The financial world was abuzz whensurfaced of a major document dump from WikiLeaks destined to embarrass one of America's banking giants.
Bank of America reportedly set up a crisis team to deal with the dump, and stocks fell on the rumors.
The financial system can take a breather, however, for now.
In an interview with two Swiss newspapers, Assange said WikiLeaks has been losing "600,000 francs," the equivalent of roughly $618,000, every week since they first began publishing diplomatic cables.
While external political pressures on WikiLeaks have not deterred their work, their financial troubles have certainly caused problems, Assange said.
"We will not divulge (the banking documents we have) right away," Assange said. "We are too busy with the diplomatic cables and with our financial troubles."

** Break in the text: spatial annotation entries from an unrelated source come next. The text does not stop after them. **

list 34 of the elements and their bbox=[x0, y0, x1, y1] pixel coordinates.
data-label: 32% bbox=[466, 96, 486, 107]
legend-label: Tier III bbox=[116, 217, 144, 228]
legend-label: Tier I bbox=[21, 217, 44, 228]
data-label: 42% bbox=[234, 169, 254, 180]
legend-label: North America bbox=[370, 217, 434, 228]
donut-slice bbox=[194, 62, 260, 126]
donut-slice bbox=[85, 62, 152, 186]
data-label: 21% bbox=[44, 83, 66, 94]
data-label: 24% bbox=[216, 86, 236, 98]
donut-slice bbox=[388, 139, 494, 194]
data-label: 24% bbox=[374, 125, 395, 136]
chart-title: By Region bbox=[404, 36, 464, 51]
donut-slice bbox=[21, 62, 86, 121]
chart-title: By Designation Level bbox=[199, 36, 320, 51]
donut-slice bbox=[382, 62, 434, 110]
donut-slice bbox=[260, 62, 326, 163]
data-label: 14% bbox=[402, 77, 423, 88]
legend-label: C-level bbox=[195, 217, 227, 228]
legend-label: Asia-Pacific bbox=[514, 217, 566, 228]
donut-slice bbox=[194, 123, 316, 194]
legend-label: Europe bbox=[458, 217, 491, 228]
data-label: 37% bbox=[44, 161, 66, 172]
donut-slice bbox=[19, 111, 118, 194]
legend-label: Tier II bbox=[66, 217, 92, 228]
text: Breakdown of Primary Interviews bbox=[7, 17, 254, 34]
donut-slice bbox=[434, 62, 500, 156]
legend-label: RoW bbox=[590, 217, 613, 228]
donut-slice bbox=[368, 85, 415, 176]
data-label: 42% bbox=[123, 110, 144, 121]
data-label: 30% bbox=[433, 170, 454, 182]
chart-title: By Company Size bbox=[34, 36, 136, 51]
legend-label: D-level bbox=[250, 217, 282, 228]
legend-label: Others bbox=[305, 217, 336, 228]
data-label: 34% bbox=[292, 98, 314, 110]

Despite reports of a book deal worth more than $1 million, Assange said the money has not been realized yet, and that he will only truly see a financial windfall from his memoir if it sells well.
Assange does not divulge in the interview with Swiss papers exactly what is costing his website so much money.
WikiLeaks has, however, been the target of frequent cyberattacks, and it has also had several avenues for receiving funds, from PayPal to Mastercard, cut off.
Additionally, Assange himself has been dealing with a lengthy legal process in England involving sexual assault charges in Sweden.
The rate at which WikiLeaks has released U.S. diplomatic cables to the public has slowed dramatically in the last few weeks. Assange assured his Swiss interviewers, however, that things more or less function normally with his website, despite the financial difficulties.